Mercer Wealth, which globally has $160 billion in AUM, plans to boost its AUM in the region to $2-$3bn in the next 2-3 years from the present $1bn, said Yasir AbuShaban, a Dubai-based principal with Mercer Wealth.

Within the next two to three years, we are looking at reaching $2 to $3 billion as a conservative estimate and we do see an opportunity to do so,” said Mr AbuShaban.

Mercer does not directly make investments, but allocates clients’ money they have discretion to, to professional asset managers. They also provide advice to clients.

“We have buying power. We can negotiate on their (client’s) behalf with asset managers to provide them lower fees than they otherwise would have to get on their own,” he added.

Mercer Wealth’s clients include sovereign wealth funds, family offices, and insurance companies among others.

From its office in Dubai, Mercer also looks after Africa, India and Turkey, where they also see opportunity for growth.

Wealth creation in Middle East and Africa (MEA) grew 8.5 per cent to $8.1 trillion last year from $7.5tn in 2015, higher than last year’s global average of 6 per cent and the second-highest growth in a region after Asia-Pacific which grew 9.9 per cent, according to consultancy Boston Consulting Group (BCG). In the region, where wealth grew just 1.9 per cent in 2015 compared with 2014, a pickup in oil prices has helped in wealth generation.

BCG is forecasting MEA wealth will rise to $12tn by 2021, growing at an annual average of 8 per cent.

Drivers of wealth generation in the region will be split evenly between new wealth creation and growth of performance of existing assets, according to BCG.

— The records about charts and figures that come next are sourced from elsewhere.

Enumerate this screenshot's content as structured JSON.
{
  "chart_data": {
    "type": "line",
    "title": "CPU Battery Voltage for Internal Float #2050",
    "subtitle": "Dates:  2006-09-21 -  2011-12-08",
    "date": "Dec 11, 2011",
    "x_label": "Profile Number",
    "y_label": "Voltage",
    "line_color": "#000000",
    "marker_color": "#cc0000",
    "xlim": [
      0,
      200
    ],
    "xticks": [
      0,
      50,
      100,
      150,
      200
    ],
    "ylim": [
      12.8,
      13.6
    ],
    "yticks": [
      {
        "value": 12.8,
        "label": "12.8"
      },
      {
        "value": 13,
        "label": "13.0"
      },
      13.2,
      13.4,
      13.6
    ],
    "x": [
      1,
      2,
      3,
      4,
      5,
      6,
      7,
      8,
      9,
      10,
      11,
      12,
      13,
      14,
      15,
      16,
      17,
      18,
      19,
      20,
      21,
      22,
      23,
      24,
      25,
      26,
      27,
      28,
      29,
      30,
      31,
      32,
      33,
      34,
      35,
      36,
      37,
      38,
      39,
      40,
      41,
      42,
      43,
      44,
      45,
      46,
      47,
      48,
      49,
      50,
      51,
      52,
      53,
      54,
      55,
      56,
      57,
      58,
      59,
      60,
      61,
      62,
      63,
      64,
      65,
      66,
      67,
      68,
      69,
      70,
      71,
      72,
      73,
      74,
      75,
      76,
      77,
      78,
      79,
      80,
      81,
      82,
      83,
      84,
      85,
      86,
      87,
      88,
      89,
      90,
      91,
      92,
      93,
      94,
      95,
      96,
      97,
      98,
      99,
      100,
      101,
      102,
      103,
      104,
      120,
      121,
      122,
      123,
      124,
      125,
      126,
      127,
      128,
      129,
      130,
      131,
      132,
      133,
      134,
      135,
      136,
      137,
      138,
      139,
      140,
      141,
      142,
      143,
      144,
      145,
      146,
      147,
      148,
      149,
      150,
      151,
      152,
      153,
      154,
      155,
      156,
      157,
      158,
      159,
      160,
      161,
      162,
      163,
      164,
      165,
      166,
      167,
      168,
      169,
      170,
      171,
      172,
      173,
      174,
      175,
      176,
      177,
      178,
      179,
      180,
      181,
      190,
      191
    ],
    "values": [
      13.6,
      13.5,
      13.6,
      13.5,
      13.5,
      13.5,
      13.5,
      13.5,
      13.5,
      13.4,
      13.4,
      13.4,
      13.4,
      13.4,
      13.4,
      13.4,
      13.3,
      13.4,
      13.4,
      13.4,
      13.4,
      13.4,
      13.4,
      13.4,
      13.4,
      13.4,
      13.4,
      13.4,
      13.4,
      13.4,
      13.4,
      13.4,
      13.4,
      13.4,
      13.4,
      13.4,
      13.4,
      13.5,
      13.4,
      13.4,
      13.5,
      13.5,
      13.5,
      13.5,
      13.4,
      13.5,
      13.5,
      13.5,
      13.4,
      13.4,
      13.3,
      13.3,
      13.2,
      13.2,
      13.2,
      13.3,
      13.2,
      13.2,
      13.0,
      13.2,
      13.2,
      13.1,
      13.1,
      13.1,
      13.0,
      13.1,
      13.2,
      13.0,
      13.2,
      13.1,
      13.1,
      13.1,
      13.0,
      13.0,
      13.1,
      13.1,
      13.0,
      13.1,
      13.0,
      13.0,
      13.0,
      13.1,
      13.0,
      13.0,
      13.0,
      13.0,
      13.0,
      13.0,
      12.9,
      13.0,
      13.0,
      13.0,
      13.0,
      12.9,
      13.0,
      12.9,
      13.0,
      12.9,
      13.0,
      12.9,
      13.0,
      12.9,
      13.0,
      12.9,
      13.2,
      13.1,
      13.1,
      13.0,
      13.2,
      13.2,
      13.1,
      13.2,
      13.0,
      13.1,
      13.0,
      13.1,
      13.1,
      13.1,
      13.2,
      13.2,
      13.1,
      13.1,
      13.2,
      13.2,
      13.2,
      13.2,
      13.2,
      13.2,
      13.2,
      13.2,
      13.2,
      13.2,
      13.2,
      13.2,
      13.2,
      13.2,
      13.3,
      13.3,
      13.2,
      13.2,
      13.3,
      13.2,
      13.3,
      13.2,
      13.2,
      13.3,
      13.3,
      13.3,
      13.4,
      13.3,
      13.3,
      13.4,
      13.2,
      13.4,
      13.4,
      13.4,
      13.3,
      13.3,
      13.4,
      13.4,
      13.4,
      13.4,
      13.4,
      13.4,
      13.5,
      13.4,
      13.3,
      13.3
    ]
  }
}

Another general trend in the region is clients’ looking for a comprehensive approach to investing, according to Mr AbuShaban.

“Institutional investors or some of the families are seeing a slowdown in the available capital they have to invest and in that sense they are looking at optimizing the way they manage their portfolios and making sure they are not investing haphazardly and different parts of their investment are working together,” said Mr AbuShaban.

Some clients also have a higher appetite for risk, given the low interest-rate environment that does not provide enough yield for some institutional investors. These clients are keen to invest in illiquid assets, such as private equity and infrastructure.

“What we have seen is a desire for higher returns in what has been a low-return environment specifically in various fixed income or bonds,” he said.

“In this environment, we have seen a de facto increase in the risk that clients are taking in things like illiquid investments, private equity investments, infrastructure and private debt, those kind of investments were higher illiquidity results in incrementally higher returns.”

The Abu Dhabi Investment Authority, one of the largest sovereign wealth funds, said in its 2016 report that has gradually increased its exposure in direct private equity and private credit transactions, mainly in Asian markets and especially in China and India. The authority’s private equity department focused on structured equities owing to “their defensive characteristics.”